Background: Psychological difficulties are common in adolescents yet are not often addressed by GPs. Anxiety and uncertainty about professional practice, with a reluctance to medicalise distress, have been found among GPs. GP involvement in this clinical area has been shown to be influenced by how GPs respond to the challenges of the clinical consultation, how they view young people and their perception of their health needs, and a GP's knowledge framework.
Aim: To explore the relationship between the above three influences to develop an overarching conceptual model.
Design and setting: Qualitative study based in 18 practices in the north east of England. The practices recruited included rural, urban, and mixed populations of patients predominantly living in socioeconomically disadvantaged communities.
Method: Theoretical sampling was used to guide recruitment of GP participants continuing until theoretical saturation was reached. Data were analysed using the constant comparative method of grounded theory and situational analysis.
Results: In total 19 GPs were recruited: 10 were female, the age range was 29-59 years, with a modal range of 40-49 years.

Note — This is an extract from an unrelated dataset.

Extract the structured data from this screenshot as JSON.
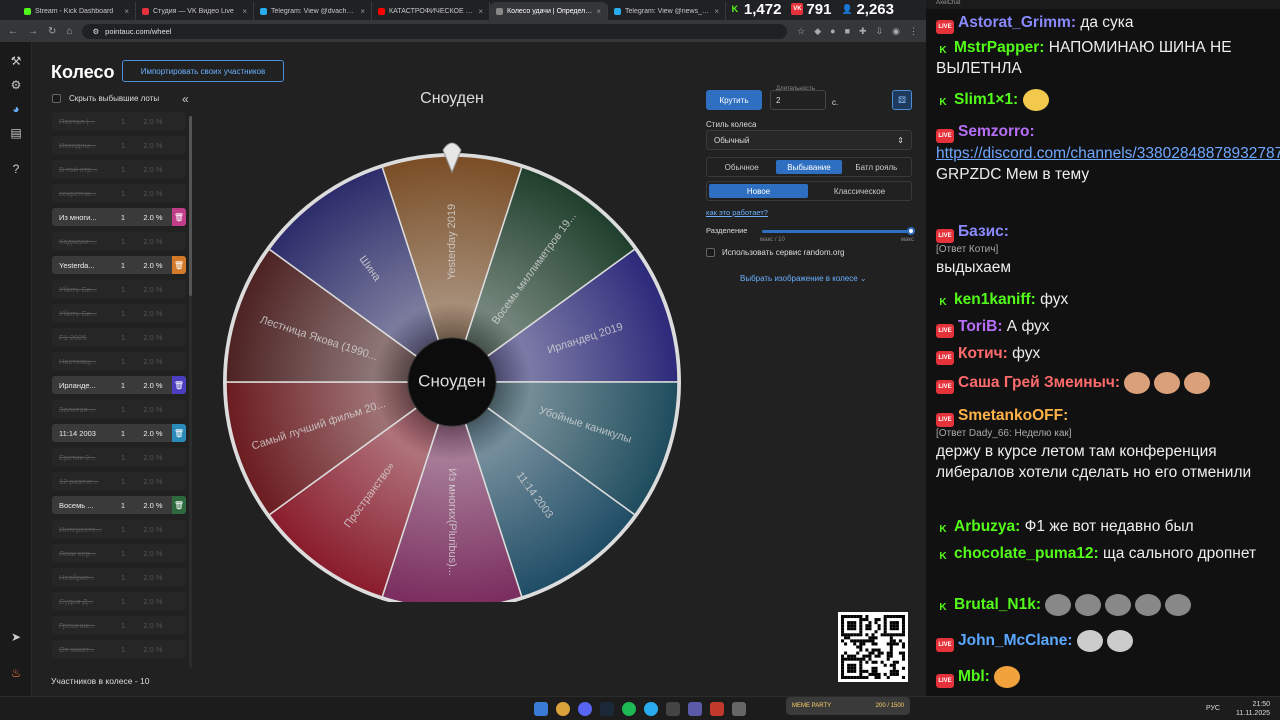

Three levels of analysis were undertaken. This study presents the final stage of analysis. GP 'enactment of role' was found to be the key to explaining the relationship between the three influencing factors. Three role archetypes were supported by the data: 'fixers', 'future planners', and 'collaborators'.
Conclusion: The role of GPs in managing adolescent psychological difficulties is unclear. Policy advocates a direct role but this is unsupported by education and service delivery. GPs adopt their own position along a continuum, resulting in different educational needs. Better preparation for GPs is required with exploration of new, more collaborative models of care for troubled adolescents.
Keywords: GP consultation style; adolescent psychological difficulties; youth mental health.